Мой братец ветренник Велан, уединившись на соседнем пустом балконе с хорошенькой саганой-водяной в розовом платье, задушевно шептал ей что-то на ушко. Я прислушалась – слова восхищения. Благодарность за доставленное ее обществом удовольствие. Просьбу подарить алую розу, украшавшую ее декольте.
И я выбила розу из руки этой девы и бросила ему в лицо орхидею. Девушка недоуменно сказала «ой!», а ветренник начал озираться, и вид при этом у него был чрезвычайно удивленный. Я выпрыгнула в окно. Полетала над дворцом. Странно, когда я стояла у перил балкона, то жаждала улететь из этих разукрашенных зал, от этих саган далеко-далеко, умирала от желания пробежаться по лунной дорожке, а теперь, когда превратилась в ветер, почему-то мне захотелось в общество, и аромат духов манил меня больше морского соленого воздуха.
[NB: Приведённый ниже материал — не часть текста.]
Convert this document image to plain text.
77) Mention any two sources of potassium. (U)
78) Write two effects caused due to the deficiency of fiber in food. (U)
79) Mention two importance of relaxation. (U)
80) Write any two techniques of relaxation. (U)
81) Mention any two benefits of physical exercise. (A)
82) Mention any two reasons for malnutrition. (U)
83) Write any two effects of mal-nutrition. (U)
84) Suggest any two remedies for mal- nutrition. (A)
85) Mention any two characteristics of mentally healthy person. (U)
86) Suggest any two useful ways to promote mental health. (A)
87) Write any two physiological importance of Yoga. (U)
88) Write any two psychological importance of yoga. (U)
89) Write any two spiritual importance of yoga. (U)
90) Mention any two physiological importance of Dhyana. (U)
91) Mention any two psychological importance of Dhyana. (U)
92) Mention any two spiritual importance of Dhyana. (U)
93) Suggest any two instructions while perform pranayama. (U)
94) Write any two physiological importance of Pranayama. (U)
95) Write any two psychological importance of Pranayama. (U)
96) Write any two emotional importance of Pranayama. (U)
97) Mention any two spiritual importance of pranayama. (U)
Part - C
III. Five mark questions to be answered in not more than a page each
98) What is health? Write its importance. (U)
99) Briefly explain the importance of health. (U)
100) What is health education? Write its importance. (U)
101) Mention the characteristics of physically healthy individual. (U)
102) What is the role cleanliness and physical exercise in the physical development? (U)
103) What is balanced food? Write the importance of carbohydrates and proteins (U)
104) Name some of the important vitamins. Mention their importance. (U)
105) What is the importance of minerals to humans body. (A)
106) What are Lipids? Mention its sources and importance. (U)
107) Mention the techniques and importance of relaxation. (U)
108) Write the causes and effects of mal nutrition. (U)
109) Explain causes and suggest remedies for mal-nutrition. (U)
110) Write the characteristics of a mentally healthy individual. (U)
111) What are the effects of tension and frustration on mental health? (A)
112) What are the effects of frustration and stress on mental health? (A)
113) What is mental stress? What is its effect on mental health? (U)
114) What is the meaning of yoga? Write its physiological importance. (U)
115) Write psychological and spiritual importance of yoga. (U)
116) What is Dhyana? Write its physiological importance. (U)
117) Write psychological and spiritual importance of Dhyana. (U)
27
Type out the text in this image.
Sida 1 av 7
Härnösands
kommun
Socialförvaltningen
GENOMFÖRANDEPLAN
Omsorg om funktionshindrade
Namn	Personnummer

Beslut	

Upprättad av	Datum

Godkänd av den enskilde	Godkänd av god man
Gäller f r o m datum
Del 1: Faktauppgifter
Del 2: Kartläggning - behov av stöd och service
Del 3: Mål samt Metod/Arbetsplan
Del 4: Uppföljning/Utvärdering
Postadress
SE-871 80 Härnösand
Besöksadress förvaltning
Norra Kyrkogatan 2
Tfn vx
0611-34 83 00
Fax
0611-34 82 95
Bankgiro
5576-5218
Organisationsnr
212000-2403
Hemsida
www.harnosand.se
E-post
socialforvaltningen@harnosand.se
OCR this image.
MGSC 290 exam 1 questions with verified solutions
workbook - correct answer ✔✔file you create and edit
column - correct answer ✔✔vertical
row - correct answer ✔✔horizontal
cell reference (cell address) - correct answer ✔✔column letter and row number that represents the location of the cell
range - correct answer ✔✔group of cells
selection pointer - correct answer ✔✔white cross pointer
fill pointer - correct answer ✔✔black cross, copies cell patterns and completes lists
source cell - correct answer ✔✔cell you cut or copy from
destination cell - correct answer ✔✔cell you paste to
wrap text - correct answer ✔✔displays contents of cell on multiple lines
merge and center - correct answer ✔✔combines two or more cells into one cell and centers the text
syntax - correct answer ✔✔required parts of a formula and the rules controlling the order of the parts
В левой, тихой половине дворца горело окно, единственное во мраке. Мужчина с огненными глазами задумчиво смотрел в ночь. Он был как солнце во тьме, солнце, скрытое ширмой плоти, и за его спиной ощущалось еще одно существо, горькое, как пепел, существо, которое я про себя назвала «вампир».
– Вы все сгорите; рассыплетесь во прах; и день, и ночь забудут вас; будто и не было вас; думаешь, власть твоя пылает на кончиках пальцев твоих, Огненный владыка? Это душа твоя сгорает, бессмертная птица, брошенная на костер обыкновенному огню, который презираемые тобой людишки зажигают дешевым кресалом! Она сгорит; смеющийся, ты вспомнишь меня в час своей тьмы, – выкрикивал в глубине комнаты кто-то дребезжащим старческим голосом.
– Он был безумец и кликуша, ваш любимый поэт, батюшка, – спокойно отозвался огненноглазый. – Не стоит воспринимать его слова настолько всерьез.
– Я ослеп! – закричал старый Император. – С каждым днем мое зрение падает! Тьма сгущается!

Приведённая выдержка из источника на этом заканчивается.